Among the many miseries perpetrated by MiFID, there’s one aspect which has particularly caught this newspaper’s eye: the disclosure of the fees paid to banks for new bond issues.

Banks are already taking radically different approaches to meeting this new regulatory obligation.

Some seem to not bother at all, others direct enquiries to a managed website, while others still will disclose new issue fees to any investor who asks (few bother). Other banks append a fee range to their new issue announcements, while others are more specific.

Whether it matters depends on the market. Some markets have open fee schedules, but for others, obfuscation has hitherto been the order of the day.

Transparent fees could discourage some practices such as printing zero fee trades for league table credit. But equally, they could encourage banks to push more of their deal-related income into less transparent ancillary business, such as new issue swaps.

While MiFID is supposed to help investors, fee transparency might mostly help the biggest syndicate operations in the Street. If opening the bond fee kimono encourages a price war, banks offering full service investment banking operations will be best placed to win, driving pure financing houses out of the market.

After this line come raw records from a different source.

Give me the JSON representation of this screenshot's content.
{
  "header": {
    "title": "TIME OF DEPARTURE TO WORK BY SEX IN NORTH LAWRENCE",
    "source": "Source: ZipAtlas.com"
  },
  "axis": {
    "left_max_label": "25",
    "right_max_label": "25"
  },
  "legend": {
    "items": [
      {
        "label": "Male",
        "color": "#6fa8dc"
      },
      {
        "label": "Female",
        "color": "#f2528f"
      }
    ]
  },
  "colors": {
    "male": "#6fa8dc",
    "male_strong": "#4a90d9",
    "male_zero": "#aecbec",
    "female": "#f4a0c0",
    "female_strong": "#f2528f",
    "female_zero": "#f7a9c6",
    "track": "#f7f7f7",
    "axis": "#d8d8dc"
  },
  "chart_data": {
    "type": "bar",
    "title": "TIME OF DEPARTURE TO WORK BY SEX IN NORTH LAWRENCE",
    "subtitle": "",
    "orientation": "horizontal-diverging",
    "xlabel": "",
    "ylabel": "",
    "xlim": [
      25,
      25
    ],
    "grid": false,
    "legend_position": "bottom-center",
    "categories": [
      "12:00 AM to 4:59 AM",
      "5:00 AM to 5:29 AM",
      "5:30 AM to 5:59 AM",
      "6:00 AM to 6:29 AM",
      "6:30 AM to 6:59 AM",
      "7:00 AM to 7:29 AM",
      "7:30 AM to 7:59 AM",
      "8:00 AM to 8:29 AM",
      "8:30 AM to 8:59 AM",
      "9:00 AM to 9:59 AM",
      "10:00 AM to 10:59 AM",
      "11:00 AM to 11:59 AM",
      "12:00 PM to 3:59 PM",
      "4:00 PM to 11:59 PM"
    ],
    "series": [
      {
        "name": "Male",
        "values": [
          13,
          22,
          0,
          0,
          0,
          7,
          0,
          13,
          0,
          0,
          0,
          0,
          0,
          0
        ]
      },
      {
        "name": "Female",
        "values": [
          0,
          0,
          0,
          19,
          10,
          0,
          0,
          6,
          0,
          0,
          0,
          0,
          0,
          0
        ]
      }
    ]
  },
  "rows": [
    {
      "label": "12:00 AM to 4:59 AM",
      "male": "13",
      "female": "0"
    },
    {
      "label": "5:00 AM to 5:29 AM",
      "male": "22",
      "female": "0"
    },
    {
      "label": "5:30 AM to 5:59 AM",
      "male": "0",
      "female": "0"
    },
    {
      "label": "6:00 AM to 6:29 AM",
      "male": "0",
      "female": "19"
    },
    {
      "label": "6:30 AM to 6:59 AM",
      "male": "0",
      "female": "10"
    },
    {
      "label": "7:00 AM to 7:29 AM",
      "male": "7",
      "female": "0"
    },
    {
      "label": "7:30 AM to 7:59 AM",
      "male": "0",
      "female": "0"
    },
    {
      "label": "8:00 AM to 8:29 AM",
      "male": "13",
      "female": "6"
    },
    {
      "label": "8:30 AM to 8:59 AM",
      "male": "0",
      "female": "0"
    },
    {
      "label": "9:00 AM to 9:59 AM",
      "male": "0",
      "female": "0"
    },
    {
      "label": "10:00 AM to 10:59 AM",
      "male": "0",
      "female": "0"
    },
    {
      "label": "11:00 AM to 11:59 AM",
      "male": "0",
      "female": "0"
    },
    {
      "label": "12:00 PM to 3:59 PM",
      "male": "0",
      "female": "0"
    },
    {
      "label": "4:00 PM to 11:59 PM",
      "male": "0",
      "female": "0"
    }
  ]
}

That could leave issuers paying lower upfront costs, but facing a smaller pool of counterparties in the long run.

The example of the US market, which has long enjoyed fee transparency, might be instructive. Disclosure has done nothing to erode issuance fees that have stayed high and stable for years. But the pool of banks offering top tier bond distribution is far smaller than in Europe.

Whatever the eventual effect, though, the market urgently needs some consistency. There is no excuse for the huge spread of approaches taken so far — if disclosure is to apply at all, it must apply fairly to all.